Когда шли съемки «Разбитых жизней», я около семи часов вечера, незадолго перед наступлением темноты, уходил из «Пери» в Чукурджуму, и в тот момент мне казалось, будто раньше со мной это уже случалось. В той первой жизни, которую мне предстояло в точности прожить еще раз, не было ни страданий, ни большого счастья. Только грусть, которая давила на меня и от которой мрачнело на душе. Наверное, потому, что я знал, чем кончится история, знал, что меня не ждет ни великая победа, ни блаженство. За те шесть лет, что не угасала моя любовь к Фюсун, я из человека, считавшего, что жизнь—развлекательное и интересное приключение, превратился в обиженного на судьбу, замкнутого и печального. Мне все чаще казалось, что больше у меня не будет ничего хорошего.
   — Фюсун, давай посмотрим на аиста? — предлагал я той весной.
   — Нет. Я не сделала ничего нового, — тоскливо отвечала Фюсун.
   Однажды в разговор вмешалась тетя Несибе: «Ну зачем ты так говоришь? Аист улетел с нашей трубы, а оттуда виден весь Стамбул».

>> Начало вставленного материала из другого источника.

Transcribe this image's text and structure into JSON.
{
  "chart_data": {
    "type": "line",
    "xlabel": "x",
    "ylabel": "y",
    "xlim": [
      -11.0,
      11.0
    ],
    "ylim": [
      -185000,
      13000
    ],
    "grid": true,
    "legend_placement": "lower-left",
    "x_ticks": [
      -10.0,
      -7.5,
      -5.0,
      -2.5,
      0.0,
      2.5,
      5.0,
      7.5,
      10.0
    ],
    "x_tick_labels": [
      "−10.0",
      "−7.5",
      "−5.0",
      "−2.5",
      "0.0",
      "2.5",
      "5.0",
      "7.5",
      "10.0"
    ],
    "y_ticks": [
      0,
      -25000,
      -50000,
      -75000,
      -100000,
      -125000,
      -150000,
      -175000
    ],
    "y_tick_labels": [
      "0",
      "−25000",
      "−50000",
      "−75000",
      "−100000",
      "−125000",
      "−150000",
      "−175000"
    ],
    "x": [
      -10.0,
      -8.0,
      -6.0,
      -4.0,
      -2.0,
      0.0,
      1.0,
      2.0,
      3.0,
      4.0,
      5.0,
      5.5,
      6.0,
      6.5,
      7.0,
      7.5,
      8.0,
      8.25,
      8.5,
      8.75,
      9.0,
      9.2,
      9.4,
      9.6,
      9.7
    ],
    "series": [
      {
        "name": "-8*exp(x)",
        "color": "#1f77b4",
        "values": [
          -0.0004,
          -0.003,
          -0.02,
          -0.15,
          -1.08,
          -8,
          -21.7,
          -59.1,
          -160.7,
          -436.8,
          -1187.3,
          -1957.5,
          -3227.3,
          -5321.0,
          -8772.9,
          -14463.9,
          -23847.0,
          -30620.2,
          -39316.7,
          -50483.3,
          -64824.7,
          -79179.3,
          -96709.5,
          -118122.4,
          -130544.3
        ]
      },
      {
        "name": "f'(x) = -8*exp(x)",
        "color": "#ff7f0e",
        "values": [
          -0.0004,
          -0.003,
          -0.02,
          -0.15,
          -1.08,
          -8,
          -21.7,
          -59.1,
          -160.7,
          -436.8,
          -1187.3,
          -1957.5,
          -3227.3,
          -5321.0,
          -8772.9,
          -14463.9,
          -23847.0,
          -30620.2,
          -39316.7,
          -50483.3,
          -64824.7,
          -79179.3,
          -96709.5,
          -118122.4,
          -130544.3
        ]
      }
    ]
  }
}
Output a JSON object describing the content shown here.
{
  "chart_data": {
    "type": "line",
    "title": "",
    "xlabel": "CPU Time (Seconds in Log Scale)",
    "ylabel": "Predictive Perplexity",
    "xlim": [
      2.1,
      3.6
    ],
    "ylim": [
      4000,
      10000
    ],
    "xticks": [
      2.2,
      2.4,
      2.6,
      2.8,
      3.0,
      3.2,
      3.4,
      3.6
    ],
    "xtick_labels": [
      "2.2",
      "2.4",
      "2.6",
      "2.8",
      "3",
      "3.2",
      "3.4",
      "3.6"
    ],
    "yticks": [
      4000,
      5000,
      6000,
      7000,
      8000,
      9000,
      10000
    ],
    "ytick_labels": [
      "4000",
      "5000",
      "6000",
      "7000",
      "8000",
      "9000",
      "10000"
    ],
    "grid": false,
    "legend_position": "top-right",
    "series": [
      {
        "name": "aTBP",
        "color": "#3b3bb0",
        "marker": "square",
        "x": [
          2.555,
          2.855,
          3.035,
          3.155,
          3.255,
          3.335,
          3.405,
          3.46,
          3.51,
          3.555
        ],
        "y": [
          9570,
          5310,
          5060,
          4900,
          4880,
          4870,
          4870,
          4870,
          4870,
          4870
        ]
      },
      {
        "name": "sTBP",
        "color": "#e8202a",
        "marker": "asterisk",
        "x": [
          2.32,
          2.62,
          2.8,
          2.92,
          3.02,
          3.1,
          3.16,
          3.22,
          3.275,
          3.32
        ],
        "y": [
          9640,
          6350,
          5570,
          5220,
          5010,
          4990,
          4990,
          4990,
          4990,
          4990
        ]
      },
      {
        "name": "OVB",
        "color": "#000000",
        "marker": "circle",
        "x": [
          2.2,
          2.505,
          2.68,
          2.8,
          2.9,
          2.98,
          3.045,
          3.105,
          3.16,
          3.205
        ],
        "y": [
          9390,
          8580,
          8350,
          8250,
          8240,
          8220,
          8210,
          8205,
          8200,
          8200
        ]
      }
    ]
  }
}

   — Очень хотелось бы посмотреть.
   — Сегодня у меня нет настроения, — честно призналась Фюсун.
   И было видно, что эти слова расстраивают Тарык-бея, у которого сжималось сердце за свою дочь. Слова Фюсун относились не только к этому вечеру, они выражали ее безысходное положение, и я решил не ходить более на съемки «Разбитых жизней». (Вскоре это решение мне удалось воплотить.) Где-то в глубине сознания меня сверлила мысль, что слова Фюсун—часть войны, которую она вела со мной долгие годы. Тетя Несибе не могла утаить во взгляде, что расстроена из-за нас с Фюсун. Едва начинало терзать чувство, что жизненные сложности заставляют нас мрачнеть, как от черных дождевых облаков темнеет небо над Топхане, мы на некоторое время замолкали, а потом возвращались к обычным занятиям:
   1. Смотрели телевизор.
   2. Наливали себе еще по стаканчику ракы.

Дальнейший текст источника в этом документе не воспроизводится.